Lo bonito de esa cultura se mezcla con la arquitectura imponente de la ciudad. Templos por doquier, puertas con forma piramidal en la parte superior, talladas en piedra y con grabados dorados o de diferentes colores, dioses de piedra con arreglos de flores colgados en sus cuellos, ofrendas por doquier. Y para hacerlo aún mejor, los locales vistiendo sus atuendos típicos, denominados sarong, utilizados tanto por hombres como por mujeres. La diferencia es la forma en que lo llevan puesto. Los hombres utilizan dos y acompañan su vestimenta de un ureng, que es un gorro de tela. Las mujeres acompañan el sarong con una kebaya, que es una camisa de encaje. Son atuendos coloridos para ellas, aunque predomina el color amarillo.

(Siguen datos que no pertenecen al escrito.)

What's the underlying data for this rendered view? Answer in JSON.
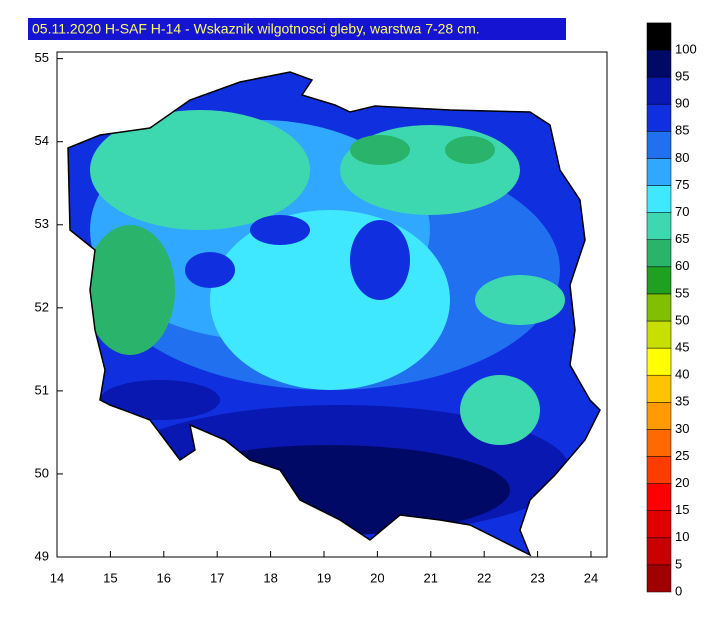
{
  "title": "05.11.2020 H-SAF H-14 - Wskaznik wilgotnosci gleby, warstwa 7-28 cm.",
  "map": {
    "xlim": [
      14,
      24.3
    ],
    "ylim": [
      49,
      55.08
    ],
    "xticks": [
      14,
      15,
      16,
      17,
      18,
      19,
      20,
      21,
      22,
      23,
      24
    ],
    "yticks": [
      49,
      50,
      51,
      52,
      53,
      54,
      55
    ]
  },
  "colorbar": {
    "levels": [
      0,
      5,
      10,
      15,
      20,
      25,
      30,
      35,
      40,
      45,
      50,
      55,
      60,
      65,
      70,
      75,
      80,
      85,
      90,
      95,
      100
    ],
    "colors": [
      "#a00000",
      "#c80000",
      "#e00000",
      "#ff0000",
      "#ff3c00",
      "#ff6a00",
      "#ff9a00",
      "#ffc400",
      "#ffff00",
      "#c8e000",
      "#80c000",
      "#20a020",
      "#2ab36a",
      "#3ed8b0",
      "#40e8ff",
      "#30a8ff",
      "#2070f0",
      "#1030e0",
      "#0818b0",
      "#000a66",
      "#000000"
    ]
  }
}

Ya entendido un poco el tema cultural en la isla, y volviendo a mi experiencia, mis dos primeras noches no tuve tanta suerte con mi alojamiento y cambie de hostal 2 veces, pero para la tercera noche encontré el lugar perfecto. Usualmente no recomiendo hostales, pero este me enamoró, porque además conocí a personas increíbles que aún conservo como amigos 🙂 El hostal se llama Poshtel. Su dueño Putu es increíble y fue quién me explicó todo el tema de la religión y lo que escribo en este artículo;  y su hija Kelinda, que es la más amorosa de todas.

Ya instalada allí estaba a punto de descubrir el increíble Ubud, con volcán activo y todo 😀

Para tener en cuenta

* 13.000 rupias indonesas equivalen a 1USD

* Una SIM de 4GB – 6GB puede costar hasta 200.000 rupias, en lugares turísticos. Pero en realidad el precio no debe ser mayor a 80.000 rupias o un poco menos de 6USD así que es mejor tratar de negociar el precio o buscar en un mejor lugar.

* La mayoría de los locales Balineses no hablan inglés, así a veces digan que sí cuando se les pregunta algo 🙂  De todos modos la comunicación es muy fácil porque usualmente están dispuestos a ayudar desinteresadamente. Tienen una profunda creencia en el karma.

* Utilizar la aplicación Grab puede ser muy últil y económica. Funciona como Uber, y se puede pagar en efectivo.

4 Replies to “MI LLEGADA A BALI – INDONESIA”

  1. Gracias por ese aporte!

    Me llamo Eloy, en 3 meses dejare Londres para embarcarme en una aventura por Asia! Uno de mis destinos va a ser Bali! Todos estos datos me han venido de maravilla! Gracias !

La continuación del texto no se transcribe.